Sehr schick, hast du eine Teileliste?

Es gibt ja bei alibaba einige Gabeln, schau mal, da solltest was adäquates finden.


----------



## MTB-News.de




----------



## 29erpete (3. Juli 2015)

ok, danke. Hier die Liste:


----------



## KIV (3. Juli 2015)

Frag mal bei Herrn Fischer von kaniabikes.eu
Er hat vermutlich einzelne Gabeln liegen, evtl auch ungepulvert. Mit Pulver wiegt die nur knapp mehr als die Hälfte von Deiner Gabel: http://m.fotos.mtb-news.de/p/1619829?page=4&in=set

VG, Stefan


----------



## 29erpete (3. Juli 2015)

KIV schrieb:


> Frag mal bei Herrn Fischer von kaniabikes.eu
> Er hat vermutlich einzelne Gabeln liegen, evtl auch ungepulvert. Mit Pulver wiegt die nur knapp mehr als die Hälfte von Deiner Gabel: http://m.fotos.mtb-news.de/p/1619829?page=4&in=set
> 
> VG, Stefan



auch mit Disc Aufnahmen?


----------



## KIV (3. Juli 2015)

Keine Ahnung, frag mal nach. Am besten telefonisch...

Disk hat er auf jeden Fall auch im Programm:
http://kaniabikes.eu/bikes/twentyfour_large.php


----------



## 29erpete (4. Juli 2015)

paradox schrieb:


> Es gibt ja bei alibaba einige Gabeln, schau mal, da solltest was adäquates finden.



Bin leider nicht fündig geworden. Die Einbauhöhe der Poison Gabel ist ~40cm, ich hab nur Gabeln für 26 Zoll aufwärts gefunden. Mehr als ~50€ wär mir die Sache auch nicht wert.


----------



## trolliver (4. Juli 2015)

29erpete schrieb:


> Mehr als ~50€ wär mir die Sache auch nicht wert.


Bei den Teilen, die du sonst montiert hast, hat mich diese Aussage überrascht. ;-)) Grundsätzlich kann ich sie natürlich verstehen. Den Federleicht-LRS beäuge ich auch immer wieder, und sage mir dann: Oliver, das ist Schwachsinn, für ein Jahr... Mal sehen, wann es aktuell wird. Ich dachte ja, frühestens kommendes Jahr, aber Philipp fuhr letztens bei BOC auf der Ladenstrecke ziemlich locker mit einem FATbike, kam sofort zurecht...

Oliver


----------



## 29erpete (5. Juli 2015)

trolliver schrieb:


> Bei den Teilen, die du sonst montiert hast, hat mich diese Aussage überrascht. ;-))
> 
> Oliver



Stimmt schon, aber irgendwann ist auch mal Schluss.
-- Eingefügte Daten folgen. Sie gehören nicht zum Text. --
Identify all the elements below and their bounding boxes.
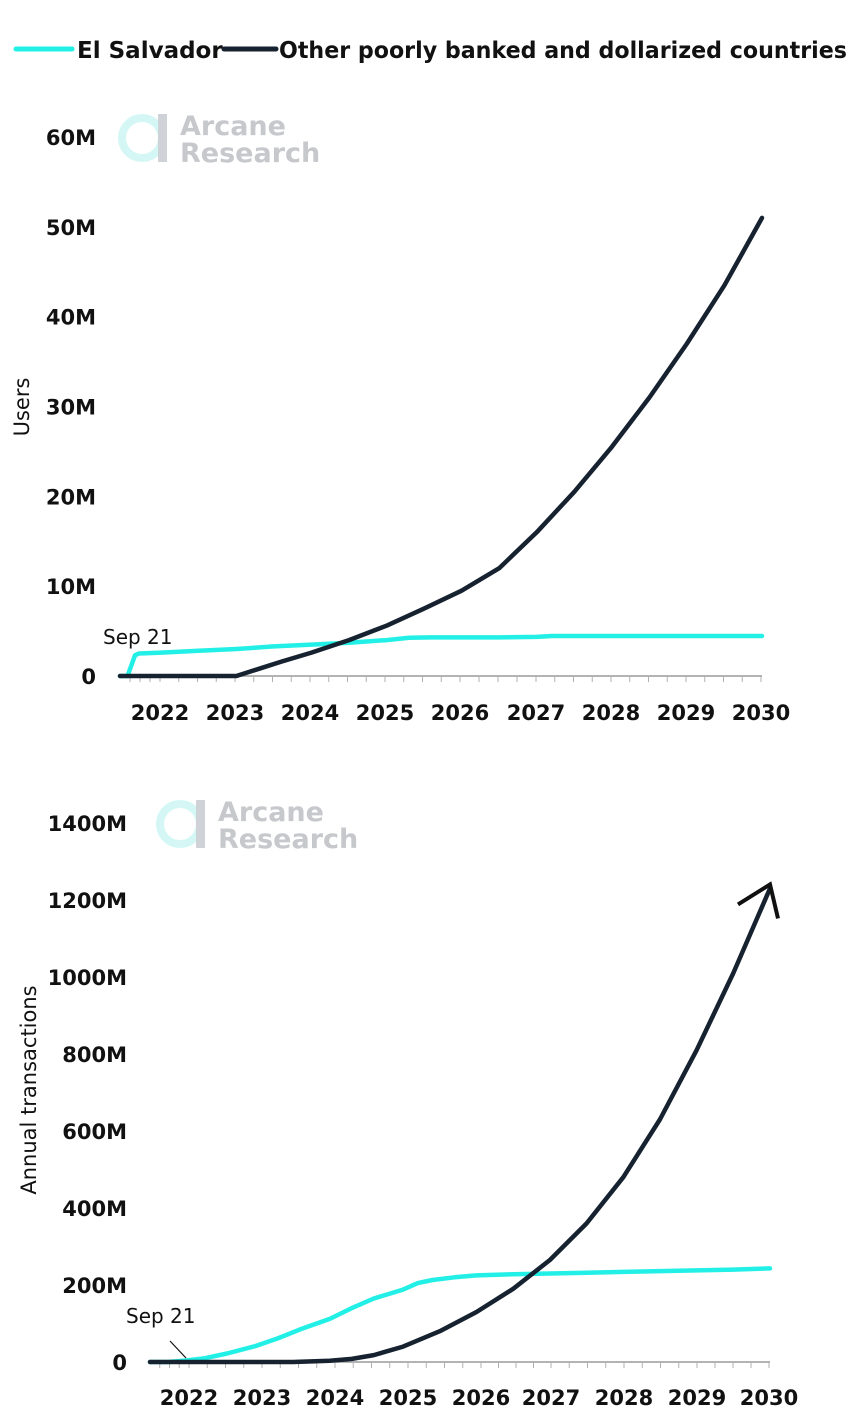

Das Bike ist leicht genug, mein Sohn kommt damit leicht bei Stellen rauf die mit dem (schwereren) 20 Zoll Bike nicht gegangen sind und jetzt nochmal >100€ für eine chinesische Carbon Gabel - der ich nicht wirklich vertraue - auszugeben nur um unter 8kg zu kommen...


----------



## Chris_DH (14. November 2018)

Ich hole den Thread mal aus der Versenkung...

@29erpete : 

Fährt dein Sohn das Rad noch? Er müsste ja jetzt 9 sein


----------



## 29erpete (14. November 2018)

Chris_DH schrieb:


> Ich hole den Thread mal aus der Versenkung...
> 
> @29erpete :
> 
> Fährt dein Sohn das Rad noch? Er müsste ja jetzt 9 sein



Nein, aber meine Tochter ist in ein paar Jahren soweit
Inzwischen bin ich auch durch Zufall an eine Carbon Gabel con einem alten Focus gekommen, hat nochmal einen halben Kilo gebracht.


----------



## MTB-News.de




----------



## Chris_DH (14. November 2018)

Bis zu welcher Körpergröße konnte er es fahren? Stelle gerade ein 24er zusammen und das Zyankali gefällt mir sehr


----------



## 29erpete (14. November 2018)

Chris_DH schrieb:


> Bis zu welcher Körpergröße konnte er es fahren? Stelle gerade ein 24er zusammen und das Zyankali gefällt mir sehr



Bis knapp 140cm würde ich sagen, der Reach ist sehr lang. Das Limit war eher die Laufradgröße.


----------



## Chris_DH (14. November 2018)

Alles klar, danke für die Info


----------



## giant_r (14. November 2018)

schönes bike, könnte kö es denn mit 126 cm wirklich schon fahren, oder war das grenzwertig?


----------



## 29erpete (14. November 2018)

giant_r schrieb:


> schönes bike, könnte kö es denn mit 126 cm wirklich schon fahren, oder war das grenzwertig?


War grenzwertig, ein kürzerer Vorbau und ein Lenker mit mehr backsweep wär sicher gut.


----------



## Chris_DH (16. März 2019)

Danke für die Inspiration @29erpete!
Hier mal der aktuelle Stand unseres Aufbaus:


----------



## MTB-News.de




----------



## 29erpete (17. März 2019)

Chris_DH schrieb:


> Danke für die Inspiration @29erpete!
> Hier mal der aktuelle Stand unseres Aufbaus:


Der Rahmen in Raw ist top! Welche Gabel ist das?


----------



## Chris_DH (17. März 2019)

Danke 

Diese hier vom Chinesen (352gr).


----------



## Chris_DH (30. April 2019)

Moin @29erpete ,

hast du zufällig n Bild mit Kind auf dem Bike (gern auch per PN). Unser Aufbau nähert sich dem Finale und der Rahmen wirkt mega lang.


----------